Contrary to popular perceptions that percolate through our social discourse, most of Uganda’s problems are not problems caused or perpetrated by Mr Museveni or whichever incumbent President we might have, but are problems of “underdevelopment”. 

They exist by virtue of our current level of development as a society and not because of any person acting as President. This is where I think Mr Bobi Wine and Dr Kizza Besigye go wrong; when they articulate Uganda’s problem to be President Museveni individually and hold a singular will to power informed only by the intention to remove the current president as a panacea to heal all our problems as a country.

For anyone aspiring to govern this country after President Museveni, whether Mr Bobi Wine or Gen Muhoozi Kainerugaba to claim that they intend to solve most of the disorder that is Uganda, immediately invites them to end patrimonialism or patronage- that is, to completely break from the notion that as wielders of political power, they possess any legitimate claim on the resources they administer. I submit that neither of them would do this because to do so would mean losing the very power they badly want to exercise. Administering Uganda’s resources as his personal wealth is partly how Mr Museveni has managed to hold power for this long and doing otherwise would spell his fall. 

At Uganda’s current stage of development, it is impossible to bring functional distinction between the public and private spheres. For this reason, the opposition in Uganda rightfully, but also hypocritically and maybe also, naively criticize Mr. Museveni’s government for corruption. But like President Museveni, if they too acquired power they would sooner than later govern exactly as he has, lest they lose power as quickly as some of his predecessors. 

Therefore, the challenge for the next President of Uganda is not to flirt with the popular and pretentious narrative of attempting to govern Uganda as and on the principles of a functional state and modern bureaucracy. The true challenge is finding workable means to instrumentalise the advantage of Uganda’s political-economic childhood to steer it steadily as a parent would guide a child, to achieve economic development. This has been Mr Museveni’s greatest miss in his close to half a century of presidency.

It cannot be blamed on the current, past or next government that our country fails to meet the Eurocentric standards and notions of a modern democracy. However, to show that we could profitably exploit the current backwardness of our country and be industrious and productive in our “failing” as construed by Westernised metrics of measuring a modern state is not difficult.

The unexploited advantage of our current underdeveloped statehood is the leverage an incumbent President has over taking fundamental decisions in the country’s interest for example on mega investments in industrial, infrastructure or educational projects with limited let or hindrance from the absent or where present, weak democratic bureaucracy.

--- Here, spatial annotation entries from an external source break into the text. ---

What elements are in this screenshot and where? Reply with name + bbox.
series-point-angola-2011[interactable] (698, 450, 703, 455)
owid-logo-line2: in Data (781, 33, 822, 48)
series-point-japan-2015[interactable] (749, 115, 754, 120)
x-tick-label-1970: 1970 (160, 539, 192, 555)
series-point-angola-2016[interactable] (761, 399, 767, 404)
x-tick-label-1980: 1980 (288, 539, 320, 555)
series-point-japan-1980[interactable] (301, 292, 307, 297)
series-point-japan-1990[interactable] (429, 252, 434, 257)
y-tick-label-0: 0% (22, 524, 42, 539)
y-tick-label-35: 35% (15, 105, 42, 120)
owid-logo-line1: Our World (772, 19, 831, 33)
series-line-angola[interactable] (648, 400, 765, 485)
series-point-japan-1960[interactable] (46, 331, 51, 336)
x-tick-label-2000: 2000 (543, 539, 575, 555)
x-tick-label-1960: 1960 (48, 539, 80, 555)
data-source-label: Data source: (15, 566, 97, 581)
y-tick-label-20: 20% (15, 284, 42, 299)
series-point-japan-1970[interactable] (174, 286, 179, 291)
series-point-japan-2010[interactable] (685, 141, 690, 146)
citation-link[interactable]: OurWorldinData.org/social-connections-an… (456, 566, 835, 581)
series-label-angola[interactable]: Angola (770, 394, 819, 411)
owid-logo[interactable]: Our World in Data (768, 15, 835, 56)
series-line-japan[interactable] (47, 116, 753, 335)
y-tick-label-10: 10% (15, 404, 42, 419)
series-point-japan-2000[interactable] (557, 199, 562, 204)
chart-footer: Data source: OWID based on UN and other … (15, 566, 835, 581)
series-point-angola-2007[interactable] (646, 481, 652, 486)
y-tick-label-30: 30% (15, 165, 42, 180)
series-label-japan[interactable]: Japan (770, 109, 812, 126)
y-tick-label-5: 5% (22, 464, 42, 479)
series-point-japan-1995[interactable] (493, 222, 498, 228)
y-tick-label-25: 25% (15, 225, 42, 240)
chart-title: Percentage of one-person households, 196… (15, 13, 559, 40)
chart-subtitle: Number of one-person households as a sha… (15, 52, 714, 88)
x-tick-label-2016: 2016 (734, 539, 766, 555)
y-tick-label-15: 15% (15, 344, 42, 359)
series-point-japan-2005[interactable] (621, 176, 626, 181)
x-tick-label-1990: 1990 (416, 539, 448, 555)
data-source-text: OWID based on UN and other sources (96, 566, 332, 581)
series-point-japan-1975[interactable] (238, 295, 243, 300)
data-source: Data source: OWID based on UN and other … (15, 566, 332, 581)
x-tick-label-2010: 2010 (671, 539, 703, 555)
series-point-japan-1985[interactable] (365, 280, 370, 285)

We are not dysfunctional because we blatantly disregard the rule of law expected of a modern democracy. It is actually the very attempt to follow the procedural propriety of an advanced country that grinds our development efforts to a stalemate. 

Governing Uganda like Switzerland or the USA which the NRM government and its opposition parties alike promise to do is like driving a Mercedes Benz GLS 450 on the chassis of a Toyota Corolla. It won’t work.

 The author, Nnanda Kizito Sseruwagi is a lawyer doing a clerkship at Kampala Associated Advocates.